Questions about Siev-X must be asked. Former Ambassador Kevin cannot be dismissed as someone promoting conspiracy theories. Until very recently he was entrusted to head the Australian Diplomatic Mission in some of it’s most sensitive and volatile posts. And government must be prevented from interfering in the Navy’s operational procedures because the Navy has big and dangerous toys and sometimes people can die.

During WWll Winston Churchill, wishing to impress his new ally Stalin, personally planned Fleet Air Arm strikes from aircraft carriers in the North Sea. The Royal Navy suffered appalling losses of aircrew. Orders remained after the element of surprise was gone. Aware of the risk an entire squadron took off and never returned … they ceased to exist. The oldest airman was 22, he was the only married man, and his wife was pregnant. His child was born three months after his death. I am that child.

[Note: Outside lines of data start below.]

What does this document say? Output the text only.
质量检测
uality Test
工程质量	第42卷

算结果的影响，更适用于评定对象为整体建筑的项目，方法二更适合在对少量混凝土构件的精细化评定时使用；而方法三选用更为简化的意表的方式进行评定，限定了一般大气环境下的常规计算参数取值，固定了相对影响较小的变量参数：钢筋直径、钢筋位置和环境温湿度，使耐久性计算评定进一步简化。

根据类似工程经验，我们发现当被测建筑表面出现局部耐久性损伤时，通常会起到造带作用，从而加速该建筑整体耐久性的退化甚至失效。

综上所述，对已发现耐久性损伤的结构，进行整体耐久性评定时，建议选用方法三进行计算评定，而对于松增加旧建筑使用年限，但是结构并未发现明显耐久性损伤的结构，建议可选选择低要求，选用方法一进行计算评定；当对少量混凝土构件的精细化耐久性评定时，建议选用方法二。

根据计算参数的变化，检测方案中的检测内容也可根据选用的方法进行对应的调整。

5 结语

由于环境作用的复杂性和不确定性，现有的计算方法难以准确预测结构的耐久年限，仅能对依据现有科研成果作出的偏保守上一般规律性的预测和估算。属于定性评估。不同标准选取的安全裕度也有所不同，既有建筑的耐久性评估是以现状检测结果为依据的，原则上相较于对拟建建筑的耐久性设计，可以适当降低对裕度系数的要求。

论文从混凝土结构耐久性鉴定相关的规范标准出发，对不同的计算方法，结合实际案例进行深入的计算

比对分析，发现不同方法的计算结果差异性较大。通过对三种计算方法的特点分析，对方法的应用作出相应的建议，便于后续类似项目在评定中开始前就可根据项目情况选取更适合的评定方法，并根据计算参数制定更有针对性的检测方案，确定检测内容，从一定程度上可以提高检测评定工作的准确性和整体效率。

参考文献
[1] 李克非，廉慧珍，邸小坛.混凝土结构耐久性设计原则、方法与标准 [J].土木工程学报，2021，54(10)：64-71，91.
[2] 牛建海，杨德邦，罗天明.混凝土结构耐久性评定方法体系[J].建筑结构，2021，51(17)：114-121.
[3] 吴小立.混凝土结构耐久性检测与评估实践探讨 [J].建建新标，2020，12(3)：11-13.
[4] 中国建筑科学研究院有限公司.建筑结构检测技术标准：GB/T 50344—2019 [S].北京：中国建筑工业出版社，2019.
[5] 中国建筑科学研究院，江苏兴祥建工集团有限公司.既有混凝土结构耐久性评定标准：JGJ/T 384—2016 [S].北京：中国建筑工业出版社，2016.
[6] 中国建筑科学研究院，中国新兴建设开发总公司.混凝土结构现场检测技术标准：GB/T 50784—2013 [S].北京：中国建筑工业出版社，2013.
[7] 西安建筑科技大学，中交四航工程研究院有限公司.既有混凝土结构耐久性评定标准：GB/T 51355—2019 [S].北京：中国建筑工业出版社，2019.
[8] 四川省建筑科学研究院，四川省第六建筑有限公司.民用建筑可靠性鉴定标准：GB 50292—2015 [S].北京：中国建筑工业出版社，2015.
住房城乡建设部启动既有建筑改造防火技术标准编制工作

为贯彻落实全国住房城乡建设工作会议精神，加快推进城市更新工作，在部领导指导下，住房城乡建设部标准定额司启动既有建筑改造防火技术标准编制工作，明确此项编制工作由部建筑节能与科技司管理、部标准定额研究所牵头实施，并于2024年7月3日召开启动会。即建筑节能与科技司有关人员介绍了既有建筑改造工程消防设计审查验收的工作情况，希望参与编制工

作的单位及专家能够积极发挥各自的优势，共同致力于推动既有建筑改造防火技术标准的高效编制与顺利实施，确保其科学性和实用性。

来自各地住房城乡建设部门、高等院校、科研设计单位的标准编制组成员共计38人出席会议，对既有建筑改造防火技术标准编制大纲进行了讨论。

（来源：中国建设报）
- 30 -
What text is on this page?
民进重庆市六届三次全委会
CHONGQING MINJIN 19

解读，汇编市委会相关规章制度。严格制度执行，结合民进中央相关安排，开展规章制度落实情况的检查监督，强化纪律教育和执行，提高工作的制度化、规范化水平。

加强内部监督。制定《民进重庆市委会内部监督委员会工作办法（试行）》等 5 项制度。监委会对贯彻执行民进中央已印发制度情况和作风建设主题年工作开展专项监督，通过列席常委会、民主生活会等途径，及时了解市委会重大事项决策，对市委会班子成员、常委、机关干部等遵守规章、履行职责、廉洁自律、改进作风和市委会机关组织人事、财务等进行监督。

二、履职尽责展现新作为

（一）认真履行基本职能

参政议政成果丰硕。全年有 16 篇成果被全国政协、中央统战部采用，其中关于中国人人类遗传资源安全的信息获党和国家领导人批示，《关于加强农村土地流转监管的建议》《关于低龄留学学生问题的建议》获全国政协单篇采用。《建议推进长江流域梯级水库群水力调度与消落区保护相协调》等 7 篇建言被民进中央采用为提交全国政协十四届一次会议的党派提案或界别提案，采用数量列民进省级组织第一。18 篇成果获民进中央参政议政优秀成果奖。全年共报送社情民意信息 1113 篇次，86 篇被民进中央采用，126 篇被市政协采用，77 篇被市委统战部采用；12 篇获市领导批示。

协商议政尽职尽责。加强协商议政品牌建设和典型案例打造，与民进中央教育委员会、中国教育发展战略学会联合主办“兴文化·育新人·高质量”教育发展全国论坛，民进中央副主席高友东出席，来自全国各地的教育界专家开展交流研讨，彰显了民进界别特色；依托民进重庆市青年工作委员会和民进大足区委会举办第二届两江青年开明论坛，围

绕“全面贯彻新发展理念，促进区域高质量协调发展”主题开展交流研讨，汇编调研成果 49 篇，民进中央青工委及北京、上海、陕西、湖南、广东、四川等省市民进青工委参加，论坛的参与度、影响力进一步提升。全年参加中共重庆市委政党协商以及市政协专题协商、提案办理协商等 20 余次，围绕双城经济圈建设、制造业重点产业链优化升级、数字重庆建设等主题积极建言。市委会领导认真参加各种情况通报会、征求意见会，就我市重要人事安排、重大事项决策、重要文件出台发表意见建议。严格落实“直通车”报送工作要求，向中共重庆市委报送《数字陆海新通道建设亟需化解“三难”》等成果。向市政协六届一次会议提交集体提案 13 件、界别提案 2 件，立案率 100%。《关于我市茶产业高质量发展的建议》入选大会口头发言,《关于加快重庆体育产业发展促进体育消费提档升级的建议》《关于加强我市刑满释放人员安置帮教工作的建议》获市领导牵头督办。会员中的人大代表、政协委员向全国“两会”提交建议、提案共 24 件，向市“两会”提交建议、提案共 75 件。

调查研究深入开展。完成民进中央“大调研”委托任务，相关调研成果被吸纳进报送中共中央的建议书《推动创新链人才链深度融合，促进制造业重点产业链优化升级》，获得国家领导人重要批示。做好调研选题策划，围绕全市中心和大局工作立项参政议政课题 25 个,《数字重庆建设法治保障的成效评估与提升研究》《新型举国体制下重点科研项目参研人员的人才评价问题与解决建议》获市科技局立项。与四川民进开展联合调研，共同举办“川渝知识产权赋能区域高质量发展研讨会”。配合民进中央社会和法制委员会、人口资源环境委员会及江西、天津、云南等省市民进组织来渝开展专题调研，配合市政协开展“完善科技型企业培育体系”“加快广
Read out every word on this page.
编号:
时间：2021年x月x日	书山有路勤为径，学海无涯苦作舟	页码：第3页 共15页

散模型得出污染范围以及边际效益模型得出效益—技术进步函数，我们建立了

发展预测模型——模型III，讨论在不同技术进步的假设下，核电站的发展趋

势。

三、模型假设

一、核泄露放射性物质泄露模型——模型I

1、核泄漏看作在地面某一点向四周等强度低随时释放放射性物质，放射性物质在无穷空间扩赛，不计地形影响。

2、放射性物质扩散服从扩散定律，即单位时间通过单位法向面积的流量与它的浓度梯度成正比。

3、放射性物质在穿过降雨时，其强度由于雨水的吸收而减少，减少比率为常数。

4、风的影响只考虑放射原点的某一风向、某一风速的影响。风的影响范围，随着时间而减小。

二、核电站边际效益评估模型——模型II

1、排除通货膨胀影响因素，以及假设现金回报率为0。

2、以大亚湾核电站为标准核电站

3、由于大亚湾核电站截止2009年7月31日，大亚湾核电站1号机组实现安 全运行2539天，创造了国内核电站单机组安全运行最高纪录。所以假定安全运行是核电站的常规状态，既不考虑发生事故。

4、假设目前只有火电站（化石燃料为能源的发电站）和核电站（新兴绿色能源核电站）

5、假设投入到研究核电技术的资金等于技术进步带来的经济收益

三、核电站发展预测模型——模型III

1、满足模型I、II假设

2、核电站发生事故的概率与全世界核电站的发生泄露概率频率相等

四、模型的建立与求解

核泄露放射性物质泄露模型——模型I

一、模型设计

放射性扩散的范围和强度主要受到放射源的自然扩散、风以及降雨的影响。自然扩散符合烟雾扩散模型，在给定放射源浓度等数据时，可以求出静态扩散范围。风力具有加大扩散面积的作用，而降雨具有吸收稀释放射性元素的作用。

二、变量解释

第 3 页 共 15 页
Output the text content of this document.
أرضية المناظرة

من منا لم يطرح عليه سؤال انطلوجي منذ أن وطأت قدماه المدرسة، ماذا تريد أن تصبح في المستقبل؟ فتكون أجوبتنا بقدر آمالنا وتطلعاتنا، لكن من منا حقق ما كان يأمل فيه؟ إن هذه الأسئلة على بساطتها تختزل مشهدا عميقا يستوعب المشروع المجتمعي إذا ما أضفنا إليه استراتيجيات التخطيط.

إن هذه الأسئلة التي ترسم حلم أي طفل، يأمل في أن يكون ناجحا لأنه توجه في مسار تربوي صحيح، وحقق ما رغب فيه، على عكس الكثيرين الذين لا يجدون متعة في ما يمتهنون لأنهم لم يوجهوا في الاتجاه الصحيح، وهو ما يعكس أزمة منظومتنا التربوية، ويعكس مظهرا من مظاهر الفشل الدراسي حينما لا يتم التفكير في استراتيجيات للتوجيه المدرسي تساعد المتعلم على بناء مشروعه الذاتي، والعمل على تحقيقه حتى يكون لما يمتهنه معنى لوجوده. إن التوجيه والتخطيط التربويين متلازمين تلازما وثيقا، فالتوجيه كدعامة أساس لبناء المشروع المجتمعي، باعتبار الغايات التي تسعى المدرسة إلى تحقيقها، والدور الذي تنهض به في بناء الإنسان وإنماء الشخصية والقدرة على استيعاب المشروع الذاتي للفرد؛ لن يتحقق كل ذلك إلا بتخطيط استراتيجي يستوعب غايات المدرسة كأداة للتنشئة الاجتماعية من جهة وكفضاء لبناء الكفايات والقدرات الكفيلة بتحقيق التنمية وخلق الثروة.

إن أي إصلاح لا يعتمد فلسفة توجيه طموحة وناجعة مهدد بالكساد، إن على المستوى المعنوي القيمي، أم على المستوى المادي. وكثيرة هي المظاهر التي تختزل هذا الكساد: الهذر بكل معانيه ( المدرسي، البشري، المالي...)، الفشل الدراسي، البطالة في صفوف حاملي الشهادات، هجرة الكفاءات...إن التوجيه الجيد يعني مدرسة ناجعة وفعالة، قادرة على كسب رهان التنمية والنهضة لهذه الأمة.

The terror of a slow and painful death in violent and treacherous seas is not outside of my imagination. Every life is equal and every life should be acknowledged. I did not know the 353 of Siev-X but I grieve for them. I did not know my father but I grieve for him.

I am proud to be the daughter of that officer and proud of the Navy in which he served. I believe had he lived he would demand to know what happened to the people of Siev-X.